Tuesday, October 21, 2014

Book Publicity Indispensible Tool

By Stacey J. Miller, Book Publicist
S. J. Miller Communications
bookpromotion@gmail.com

Believe it or not, here's a book publicity tool you once had and will probably want again for the duration of your book promotion campaign: a landline.

Yes, as a citizen of the world (besides being a book publicist), I know that just about everyone has traded in his or her landline for a cell phone. It's the economical and reasonable way to go. Why pay for landline telephone service that you don't need?

But for authors who are planning book publicity campaigns, here's an unwelcome surprise. You probably will need a landline to participate in radio interviews. Some radio show producers still check to ensure that the phone number authors provide are landline phone numbers and not cell phone numbers. Those radio show producers, certainly, are becoming relics, and they do sound strangely archaic trying to convince authors to find landlines to use.

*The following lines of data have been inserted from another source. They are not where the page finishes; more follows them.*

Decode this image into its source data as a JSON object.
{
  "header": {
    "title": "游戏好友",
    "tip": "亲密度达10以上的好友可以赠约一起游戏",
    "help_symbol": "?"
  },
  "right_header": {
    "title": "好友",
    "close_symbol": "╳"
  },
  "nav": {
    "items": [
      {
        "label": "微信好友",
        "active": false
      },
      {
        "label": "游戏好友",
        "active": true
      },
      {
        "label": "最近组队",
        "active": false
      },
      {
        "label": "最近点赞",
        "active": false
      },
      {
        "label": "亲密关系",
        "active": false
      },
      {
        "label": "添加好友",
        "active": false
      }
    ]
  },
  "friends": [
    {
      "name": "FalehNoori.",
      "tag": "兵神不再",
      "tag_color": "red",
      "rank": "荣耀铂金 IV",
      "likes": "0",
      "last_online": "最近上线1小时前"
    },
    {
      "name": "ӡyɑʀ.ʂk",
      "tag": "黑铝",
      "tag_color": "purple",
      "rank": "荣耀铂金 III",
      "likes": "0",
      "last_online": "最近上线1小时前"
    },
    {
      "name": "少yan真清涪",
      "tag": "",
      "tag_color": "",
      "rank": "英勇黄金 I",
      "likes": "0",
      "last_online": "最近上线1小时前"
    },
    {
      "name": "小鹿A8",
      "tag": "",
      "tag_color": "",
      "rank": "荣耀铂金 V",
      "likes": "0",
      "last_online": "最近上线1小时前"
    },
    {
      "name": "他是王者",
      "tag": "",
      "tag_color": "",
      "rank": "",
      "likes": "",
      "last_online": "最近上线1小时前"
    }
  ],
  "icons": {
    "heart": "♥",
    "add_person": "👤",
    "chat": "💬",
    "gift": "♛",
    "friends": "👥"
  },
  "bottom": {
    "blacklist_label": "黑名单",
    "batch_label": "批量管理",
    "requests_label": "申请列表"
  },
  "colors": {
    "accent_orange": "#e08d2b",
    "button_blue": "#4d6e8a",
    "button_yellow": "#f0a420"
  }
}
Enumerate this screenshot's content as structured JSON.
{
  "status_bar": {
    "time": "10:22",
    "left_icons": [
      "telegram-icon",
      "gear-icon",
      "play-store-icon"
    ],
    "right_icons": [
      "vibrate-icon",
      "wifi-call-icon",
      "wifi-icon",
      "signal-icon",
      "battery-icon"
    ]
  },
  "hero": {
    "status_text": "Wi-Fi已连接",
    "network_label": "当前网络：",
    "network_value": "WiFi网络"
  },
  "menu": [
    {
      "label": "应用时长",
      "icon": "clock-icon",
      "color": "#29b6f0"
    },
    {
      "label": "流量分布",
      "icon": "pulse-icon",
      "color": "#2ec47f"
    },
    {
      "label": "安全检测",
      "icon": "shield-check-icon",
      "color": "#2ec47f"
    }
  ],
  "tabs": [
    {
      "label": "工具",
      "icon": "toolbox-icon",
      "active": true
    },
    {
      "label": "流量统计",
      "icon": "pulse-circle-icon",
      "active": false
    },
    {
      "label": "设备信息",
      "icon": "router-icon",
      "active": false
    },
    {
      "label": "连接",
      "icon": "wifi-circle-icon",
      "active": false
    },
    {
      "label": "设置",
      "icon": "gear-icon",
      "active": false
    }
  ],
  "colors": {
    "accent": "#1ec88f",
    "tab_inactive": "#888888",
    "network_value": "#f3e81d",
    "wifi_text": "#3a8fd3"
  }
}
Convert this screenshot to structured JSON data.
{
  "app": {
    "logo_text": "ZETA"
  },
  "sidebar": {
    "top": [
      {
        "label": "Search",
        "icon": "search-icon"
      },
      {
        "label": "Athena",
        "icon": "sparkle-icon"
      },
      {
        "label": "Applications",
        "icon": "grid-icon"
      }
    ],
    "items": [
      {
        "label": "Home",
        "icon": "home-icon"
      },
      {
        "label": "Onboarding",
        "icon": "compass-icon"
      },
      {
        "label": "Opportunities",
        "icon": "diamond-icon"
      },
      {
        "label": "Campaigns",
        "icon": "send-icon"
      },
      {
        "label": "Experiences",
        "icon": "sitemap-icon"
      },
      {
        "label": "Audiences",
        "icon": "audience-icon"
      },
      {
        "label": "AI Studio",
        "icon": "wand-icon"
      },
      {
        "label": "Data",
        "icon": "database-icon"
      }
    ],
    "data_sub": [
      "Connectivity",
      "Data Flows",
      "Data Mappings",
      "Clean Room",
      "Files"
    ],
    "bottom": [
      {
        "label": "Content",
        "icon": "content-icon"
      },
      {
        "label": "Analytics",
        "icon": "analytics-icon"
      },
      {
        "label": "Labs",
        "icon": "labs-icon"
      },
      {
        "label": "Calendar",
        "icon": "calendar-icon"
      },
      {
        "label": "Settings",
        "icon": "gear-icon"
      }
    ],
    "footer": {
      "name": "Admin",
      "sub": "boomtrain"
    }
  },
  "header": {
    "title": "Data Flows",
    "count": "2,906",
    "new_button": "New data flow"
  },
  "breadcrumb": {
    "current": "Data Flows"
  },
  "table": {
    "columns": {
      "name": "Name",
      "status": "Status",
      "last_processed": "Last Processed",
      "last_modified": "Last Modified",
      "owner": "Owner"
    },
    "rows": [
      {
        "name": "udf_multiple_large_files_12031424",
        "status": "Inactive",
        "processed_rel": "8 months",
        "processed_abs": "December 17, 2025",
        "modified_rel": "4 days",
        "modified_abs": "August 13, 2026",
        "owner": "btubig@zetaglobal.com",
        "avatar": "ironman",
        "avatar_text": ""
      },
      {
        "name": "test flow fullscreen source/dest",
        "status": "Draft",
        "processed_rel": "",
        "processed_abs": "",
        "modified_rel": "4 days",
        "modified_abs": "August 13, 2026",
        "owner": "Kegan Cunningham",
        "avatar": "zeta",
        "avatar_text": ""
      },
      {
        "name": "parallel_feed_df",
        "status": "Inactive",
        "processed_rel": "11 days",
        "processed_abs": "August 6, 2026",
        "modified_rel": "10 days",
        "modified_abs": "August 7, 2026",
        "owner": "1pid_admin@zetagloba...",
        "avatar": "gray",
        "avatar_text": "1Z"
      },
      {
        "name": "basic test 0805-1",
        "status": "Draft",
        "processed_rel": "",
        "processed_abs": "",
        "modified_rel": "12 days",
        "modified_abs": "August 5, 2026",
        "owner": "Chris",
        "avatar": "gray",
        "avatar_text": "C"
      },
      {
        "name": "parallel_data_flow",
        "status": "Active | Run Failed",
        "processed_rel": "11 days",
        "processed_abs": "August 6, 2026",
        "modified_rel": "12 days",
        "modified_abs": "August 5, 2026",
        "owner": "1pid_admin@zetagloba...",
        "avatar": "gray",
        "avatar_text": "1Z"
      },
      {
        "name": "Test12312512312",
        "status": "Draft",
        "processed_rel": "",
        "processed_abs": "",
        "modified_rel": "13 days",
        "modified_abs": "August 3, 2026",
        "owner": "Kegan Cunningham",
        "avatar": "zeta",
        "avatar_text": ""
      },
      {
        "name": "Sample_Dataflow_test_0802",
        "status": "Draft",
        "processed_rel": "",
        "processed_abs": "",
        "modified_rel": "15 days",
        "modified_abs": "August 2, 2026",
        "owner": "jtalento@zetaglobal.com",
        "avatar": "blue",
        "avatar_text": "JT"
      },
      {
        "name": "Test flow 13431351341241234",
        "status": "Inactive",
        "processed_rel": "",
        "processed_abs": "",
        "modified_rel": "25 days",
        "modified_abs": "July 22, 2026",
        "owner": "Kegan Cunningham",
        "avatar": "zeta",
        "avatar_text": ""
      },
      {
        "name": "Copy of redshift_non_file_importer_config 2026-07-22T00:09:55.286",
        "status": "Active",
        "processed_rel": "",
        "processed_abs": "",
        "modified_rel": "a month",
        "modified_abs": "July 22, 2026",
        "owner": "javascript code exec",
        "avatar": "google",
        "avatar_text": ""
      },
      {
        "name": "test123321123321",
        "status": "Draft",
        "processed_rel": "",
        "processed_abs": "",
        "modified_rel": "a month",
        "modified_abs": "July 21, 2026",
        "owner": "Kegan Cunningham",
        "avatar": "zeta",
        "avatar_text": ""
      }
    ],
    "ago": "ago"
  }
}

However, this book publicist's motto is: the radio show producer is always right. If the radio show producer will book a radio interview only if the author has a landline available, then guess what? You need a landline to do the interview. You're not going to talk the radio show producer, who doesn't accept cell phone numbers for radio interviews, that your cell phone line has never been garbled or gotten disconnected. The radio show producer has heard it before, and it's nothing personal. It's just that every radio producer has had problems with other interviewees' cell phone lines and isn't willing to risk bad on-air audio again -- for any author, even for you.

So, even though you may not keep the landline telephone service at the conclusion of your book publicity campaign, you'd be wise to have a landline -- or access to a landline -- available for the duration of your book publicity campaign. Don't miss out on opportunities because you're unwilling to hold onto old technology! What's old to some people is still an indispensable book publicity tool.